Saturday, February 27, 2010


If you are a collector of vintage furniture like my wife and I, you know that not all couches come in a perfect package.  Unless, of course, you're willing to dish out a lot of dough.

That amazing twenty-dollar 1950's chair with holes, two missing legs and a funny odor looks very promising, but just doesn't seem worth all the hassle.  Sound familiar?   For us, this story is all too familiar. 

We've purchased quite a few couches  over the years with every intent of reupholtering them, but at the end of the day they all just "sat" there collecting dust.  It wasn't until my wife had a vision (a vision I wish I possessed) with a vintage 1950's musty, dirty gold couch/chair set she picked up for $300 (on Craigslist, I think).  This was the set to break us out of that procrastination mold.  After quite some time of having them in the house and doing some research on the right business to perform the job, she decided on a place in Long Beach, CA - the name of which escapes me.  The job took about a month and the wait was well worth it.  The material they used wasn't what my wife expected at first, but as can be seen in the photo's they are Pepper tested and Pepper approved.

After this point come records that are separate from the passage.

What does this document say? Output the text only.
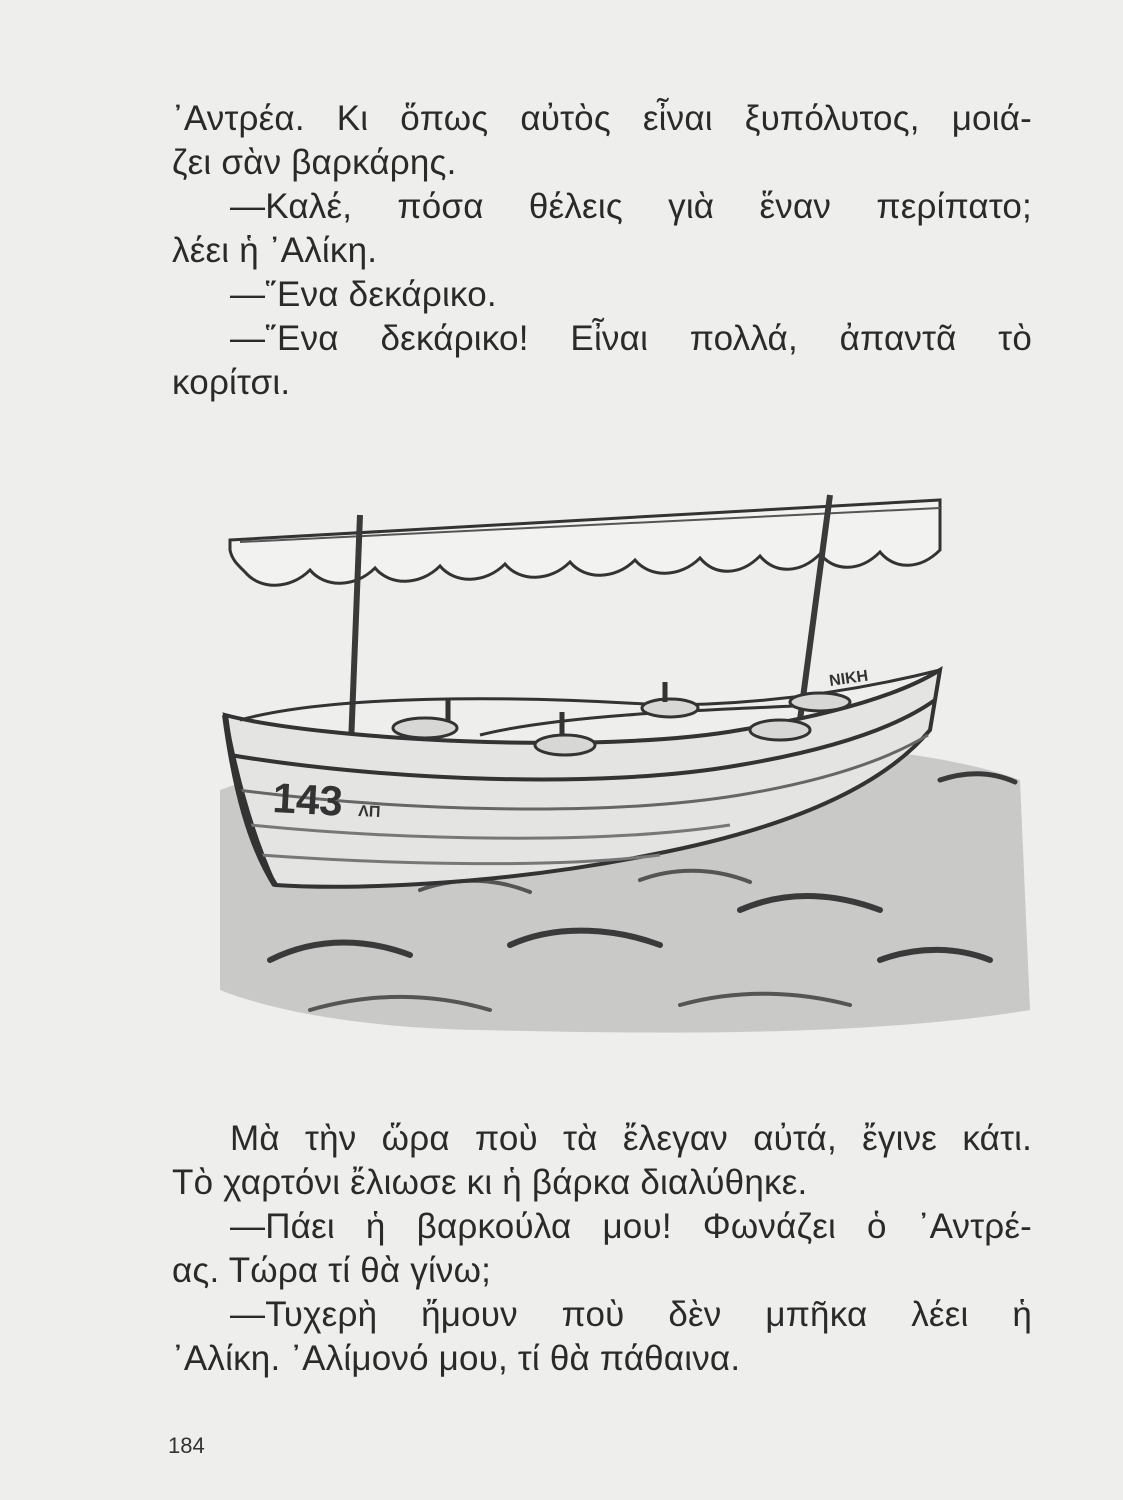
᾿Αντρέα. Κι ὅπως αὐτὸς εἶναι ξυπόλυτος, μοιά-
ζει σὰν βαρκάρης.
—Καλέ, πόσα θέλεις γιὰ ἕναν περίπατο;
λέει ἡ ᾿Αλίκη.
—῞Ενα δεκάρικο.
—῞Ενα δεκάρικο! Εἶναι πολλά, ἀπαντᾶ τὸ
κορίτσι.
143 ΛΠ
ΝΙΚΗ
Μὰ τὴν ὥρα ποὺ τὰ ἔλεγαν αὐτά, ἔγινε κάτι.
Τὸ χαρτόνι ἔλιωσε κι ἡ βάρκα διαλύθηκε.
—Πάει ἡ βαρκούλα μου! Φωνάζει ὁ ᾿Αντρέ-
ας. Τώρα τί θὰ γίνω;
—Τυχερὴ ἤμουν ποὺ δὲν μπῆκα λέει ἡ
᾿Αλίκη. ᾿Αλίμονό μου, τί θὰ πάθαινα.
184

At the end of the day, we paid $1,200 for the work.  So, if you're considering a project like this be mindful that the $300 couch set is NOT a $300 couch set.

In my opinion, buying vintage is the better way to go as it is made from real wood with quality craftsmanship unlike the pressed wood used in today's furniture.  Also, you're not just buying a piece of furniture, you're investing in art as well as a piece of history. 

We've had another set of chairs reupholstered from the same place using our own deadstock 1950's upholstery and will provide information on them in a seperate post.



  1. What a great post! The contrast and comparison photos are amazing. Pepper seems happy either way...

  2. I stand corrected - The last photo is Princess Olive D.B.